The university maintains that the fee increase is necessary to bring international student fees in line with those of most other Canadian universities.
“International students are very important to the University of Manitoba,” said John Danakas, executive director of marketing and communications, in an interview last month.
“The University of Manitoba has been traditionally less expensive than comparable universities.”
GPA requirements
In addition to the tuition fee issue, international students will be protesting the differential in GPA requirements for domestic and international students applying for admission to the U of M faculty of engineering after University 1.
The faculty of engineering maintains a GPA differential, ensuring that entrance requirements are much stricter for international students than domestic students applying for admission into the faculty of engineering.
There are five program streams in engineering, each with their own differential requirements. The largest gap is in civil engineering, where domestic students can gain admission with a 2.94 GPA in University 1 while international students must earn a GPA of 4.13.
The faculty of engineering consistently admits more international students than the U of M‘s 10 per cent enrolment total. This year, international students made up 13.69 per cent of total offers issued by the faculty.
In July 2014, international students organized a protest on campus railing against the GPA requirement, which they characterized as unfair. They are organizing around the issue again as more students are turned away or struggle to gain admission.
According to Jalil, the GPA differential leads to a situation where many international students attend University 1 without knowing about the strict differential in engineering admission requirements or the preference for domestic students in faculty admissions.
“I see University 1 accepting so many international students,” he said.

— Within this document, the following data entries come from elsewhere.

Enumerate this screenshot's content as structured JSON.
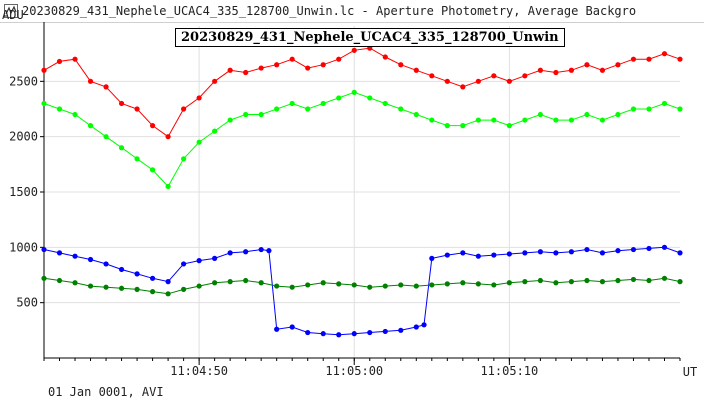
{
  "window": {
    "title": "20230829_431_Nephele_UCAC4_335_128700_Unwin.lc - Aperture Photometry, Average Backgro",
    "icon": "lightcurve-app-icon"
  },
  "footer": "01 Jan 0001, AVI",
  "chart_data": {
    "type": "scatter",
    "title": "20230829_431_Nephele_UCAC4_335_128700_Unwin",
    "ylabel": "ADU",
    "xlabel": "UT",
    "ylim": [
      0,
      3000
    ],
    "xlim": [
      0,
      82
    ],
    "x_tick_labels": [
      {
        "label": "11:04:50",
        "t": 20
      },
      {
        "label": "11:05:00",
        "t": 40
      },
      {
        "label": "11:05:10",
        "t": 60
      }
    ],
    "y_ticks": [
      500,
      1000,
      1500,
      2000,
      2500
    ],
    "grid": true,
    "series": [
      {
        "color": "#ff0000",
        "points": [
          [
            0,
            2600
          ],
          [
            2,
            2680
          ],
          [
            4,
            2700
          ],
          [
            6,
            2500
          ],
          [
            8,
            2450
          ],
          [
            10,
            2300
          ],
          [
            12,
            2250
          ],
          [
            14,
            2100
          ],
          [
            16,
            2000
          ],
          [
            18,
            2250
          ],
          [
            20,
            2350
          ],
          [
            22,
            2500
          ],
          [
            24,
            2600
          ],
          [
            26,
            2580
          ],
          [
            28,
            2620
          ],
          [
            30,
            2650
          ],
          [
            32,
            2700
          ],
          [
            34,
            2620
          ],
          [
            36,
            2650
          ],
          [
            38,
            2700
          ],
          [
            40,
            2780
          ],
          [
            42,
            2800
          ],
          [
            44,
            2720
          ],
          [
            46,
            2650
          ],
          [
            48,
            2600
          ],
          [
            50,
            2550
          ],
          [
            52,
            2500
          ],
          [
            54,
            2450
          ],
          [
            56,
            2500
          ],
          [
            58,
            2550
          ],
          [
            60,
            2500
          ],
          [
            62,
            2550
          ],
          [
            64,
            2600
          ],
          [
            66,
            2580
          ],
          [
            68,
            2600
          ],
          [
            70,
            2650
          ],
          [
            72,
            2600
          ],
          [
            74,
            2650
          ],
          [
            76,
            2700
          ],
          [
            78,
            2700
          ],
          [
            80,
            2750
          ],
          [
            82,
            2700
          ]
        ]
      },
      {
        "color": "#00ff00",
        "points": [
          [
            0,
            2300
          ],
          [
            2,
            2250
          ],
          [
            4,
            2200
          ],
          [
            6,
            2100
          ],
          [
            8,
            2000
          ],
          [
            10,
            1900
          ],
          [
            12,
            1800
          ],
          [
            14,
            1700
          ],
          [
            16,
            1550
          ],
          [
            18,
            1800
          ],
          [
            20,
            1950
          ],
          [
            22,
            2050
          ],
          [
            24,
            2150
          ],
          [
            26,
            2200
          ],
          [
            28,
            2200
          ],
          [
            30,
            2250
          ],
          [
            32,
            2300
          ],
          [
            34,
            2250
          ],
          [
            36,
            2300
          ],
          [
            38,
            2350
          ],
          [
            40,
            2400
          ],
          [
            42,
            2350
          ],
          [
            44,
            2300
          ],
          [
            46,
            2250
          ],
          [
            48,
            2200
          ],
          [
            50,
            2150
          ],
          [
            52,
            2100
          ],
          [
            54,
            2100
          ],
          [
            56,
            2150
          ],
          [
            58,
            2150
          ],
          [
            60,
            2100
          ],
          [
            62,
            2150
          ],
          [
            64,
            2200
          ],
          [
            66,
            2150
          ],
          [
            68,
            2150
          ],
          [
            70,
            2200
          ],
          [
            72,
            2150
          ],
          [
            74,
            2200
          ],
          [
            76,
            2250
          ],
          [
            78,
            2250
          ],
          [
            80,
            2300
          ],
          [
            82,
            2250
          ]
        ]
      },
      {
        "color": "#0000ff",
        "points": [
          [
            0,
            980
          ],
          [
            2,
            950
          ],
          [
            4,
            920
          ],
          [
            6,
            890
          ],
          [
            8,
            850
          ],
          [
            10,
            800
          ],
          [
            12,
            760
          ],
          [
            14,
            720
          ],
          [
            16,
            690
          ],
          [
            18,
            850
          ],
          [
            20,
            880
          ],
          [
            22,
            900
          ],
          [
            24,
            950
          ],
          [
            26,
            960
          ],
          [
            28,
            980
          ],
          [
            29,
            970
          ],
          [
            30,
            260
          ],
          [
            32,
            280
          ],
          [
            34,
            230
          ],
          [
            36,
            220
          ],
          [
            38,
            210
          ],
          [
            40,
            220
          ],
          [
            42,
            230
          ],
          [
            44,
            240
          ],
          [
            46,
            250
          ],
          [
            48,
            280
          ],
          [
            49,
            300
          ],
          [
            50,
            900
          ],
          [
            52,
            930
          ],
          [
            54,
            950
          ],
          [
            56,
            920
          ],
          [
            58,
            930
          ],
          [
            60,
            940
          ],
          [
            62,
            950
          ],
          [
            64,
            960
          ],
          [
            66,
            950
          ],
          [
            68,
            960
          ],
          [
            70,
            980
          ],
          [
            72,
            950
          ],
          [
            74,
            970
          ],
          [
            76,
            980
          ],
          [
            78,
            990
          ],
          [
            80,
            1000
          ],
          [
            82,
            950
          ]
        ]
      },
      {
        "color": "#008000",
        "points": [
          [
            0,
            720
          ],
          [
            2,
            700
          ],
          [
            4,
            680
          ],
          [
            6,
            650
          ],
          [
            8,
            640
          ],
          [
            10,
            630
          ],
          [
            12,
            620
          ],
          [
            14,
            600
          ],
          [
            16,
            580
          ],
          [
            18,
            620
          ],
          [
            20,
            650
          ],
          [
            22,
            680
          ],
          [
            24,
            690
          ],
          [
            26,
            700
          ],
          [
            28,
            680
          ],
          [
            30,
            650
          ],
          [
            32,
            640
          ],
          [
            34,
            660
          ],
          [
            36,
            680
          ],
          [
            38,
            670
          ],
          [
            40,
            660
          ],
          [
            42,
            640
          ],
          [
            44,
            650
          ],
          [
            46,
            660
          ],
          [
            48,
            650
          ],
          [
            50,
            660
          ],
          [
            52,
            670
          ],
          [
            54,
            680
          ],
          [
            56,
            670
          ],
          [
            58,
            660
          ],
          [
            60,
            680
          ],
          [
            62,
            690
          ],
          [
            64,
            700
          ],
          [
            66,
            680
          ],
          [
            68,
            690
          ],
          [
            70,
            700
          ],
          [
            72,
            690
          ],
          [
            74,
            700
          ],
          [
            76,
            710
          ],
          [
            78,
            700
          ],
          [
            80,
            720
          ],
          [
            82,
            690
          ]
        ]
      }
    ]
  }
}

“I don’t see why you increase the population at the entry point and then sort of stay stagnant when it comes to quotas for the faculties.”
Representatives from the U of M faculty of engineering could not be reached before press time.
However, in statements made during a university senate meeting in June of last year regarding the GPA differential, U of M engineering dean Jonathan Beddoes defended the policy and said that University 1 students were given plenty of advance notice about the requirements last year.
“The admission policies for international students have not changed recently, but have been in place for more than 30 years,” he said, adding that the faculty’s general policy is to favour domestic students, who are either Canadian citizens or permanent residents.
“A full year before applying the existing university policy students were reminded of this policy. That this policy existed was communicated to students with announcements in courses during the winter term of 2013 and through many emails and meetings.”